Obama will be doing everything he can to keep gasoline prices in check. But what are his options? He could open up the sale of drilling rights on more federal lands—yet while that might make the fossil fuel industry happy, it will have no immediate impact on oil markets.
The one thing he could do that would have some short-term effect is to sell oil from the Strategic Petroleum Reserve (SPR) on the open market. The day of the announcement, oil prices would plummet. They might remain depressed $10 or more for a few weeks, but the impact would only be temporary. Meanwhile Obama’s Republican rivals would decry the use of the SPR for political purposes. Opening the SPR would in any case offer no solution to the deeper problems making fuel less affordable. And an emptying of the SPR prior to a potential showdown with Iran over the Strait of Hormuz would indeed be foolish.

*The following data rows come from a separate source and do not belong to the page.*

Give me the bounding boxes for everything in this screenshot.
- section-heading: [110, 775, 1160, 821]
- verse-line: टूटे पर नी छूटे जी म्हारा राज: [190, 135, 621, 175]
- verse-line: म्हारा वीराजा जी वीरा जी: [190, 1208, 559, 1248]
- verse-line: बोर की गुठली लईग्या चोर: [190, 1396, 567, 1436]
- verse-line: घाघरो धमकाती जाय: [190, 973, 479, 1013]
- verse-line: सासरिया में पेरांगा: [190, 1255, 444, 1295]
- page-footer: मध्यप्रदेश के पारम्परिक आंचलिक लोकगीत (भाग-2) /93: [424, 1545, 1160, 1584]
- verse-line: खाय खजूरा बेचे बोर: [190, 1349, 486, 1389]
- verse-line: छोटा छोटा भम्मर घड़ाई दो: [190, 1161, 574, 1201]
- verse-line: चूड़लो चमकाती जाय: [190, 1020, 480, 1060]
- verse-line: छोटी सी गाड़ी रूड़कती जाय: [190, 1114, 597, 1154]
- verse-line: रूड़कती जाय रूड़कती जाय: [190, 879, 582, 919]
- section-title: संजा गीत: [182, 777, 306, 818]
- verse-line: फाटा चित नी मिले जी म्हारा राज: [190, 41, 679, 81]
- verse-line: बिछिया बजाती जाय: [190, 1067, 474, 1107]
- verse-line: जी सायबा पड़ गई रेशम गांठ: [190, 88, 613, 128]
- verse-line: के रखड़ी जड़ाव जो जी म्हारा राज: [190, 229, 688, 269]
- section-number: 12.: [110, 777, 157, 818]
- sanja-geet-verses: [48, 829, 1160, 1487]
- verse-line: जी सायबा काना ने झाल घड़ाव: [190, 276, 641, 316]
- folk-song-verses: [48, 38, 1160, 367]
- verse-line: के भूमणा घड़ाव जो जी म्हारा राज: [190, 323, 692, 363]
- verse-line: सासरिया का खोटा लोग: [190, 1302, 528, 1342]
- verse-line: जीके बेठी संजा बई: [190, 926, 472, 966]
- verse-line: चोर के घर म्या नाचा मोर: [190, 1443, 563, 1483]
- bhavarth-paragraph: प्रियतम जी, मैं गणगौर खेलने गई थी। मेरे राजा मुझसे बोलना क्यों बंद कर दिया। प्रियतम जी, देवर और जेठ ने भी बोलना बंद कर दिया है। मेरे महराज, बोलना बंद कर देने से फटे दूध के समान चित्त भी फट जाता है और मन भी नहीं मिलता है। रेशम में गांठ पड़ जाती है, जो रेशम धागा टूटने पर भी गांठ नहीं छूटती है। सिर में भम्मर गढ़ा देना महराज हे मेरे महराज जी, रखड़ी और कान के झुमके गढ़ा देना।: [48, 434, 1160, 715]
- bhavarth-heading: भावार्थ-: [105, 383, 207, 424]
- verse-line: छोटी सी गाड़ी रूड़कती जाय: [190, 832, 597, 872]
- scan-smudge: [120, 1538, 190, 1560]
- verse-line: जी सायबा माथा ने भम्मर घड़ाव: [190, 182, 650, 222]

In fact, the only thing likely to reduce prices substantially and for a long period of time is serious, prolonged global economic contraction. But this is unlikely to be a plank in any candidate’s platform.
Lots of smart people will be striving to manage these worsening problems. Obama will try to keep a lid on the Israel-Iran dispute until after the election. He’ll aim to keep gas prices down while appearing to give every possible perk to the oil and gas industry. He’ll also try to keep impacts to the economy minimal—or at least delay the release of statistics that reveal just how bad the situation really is.
At the same time, though, his political enemies will be highlighting economic damage and trying to exacerbate the geopolitical crisis.
Keeping this simmering pot from boiling over may just be more than mere mortals can do.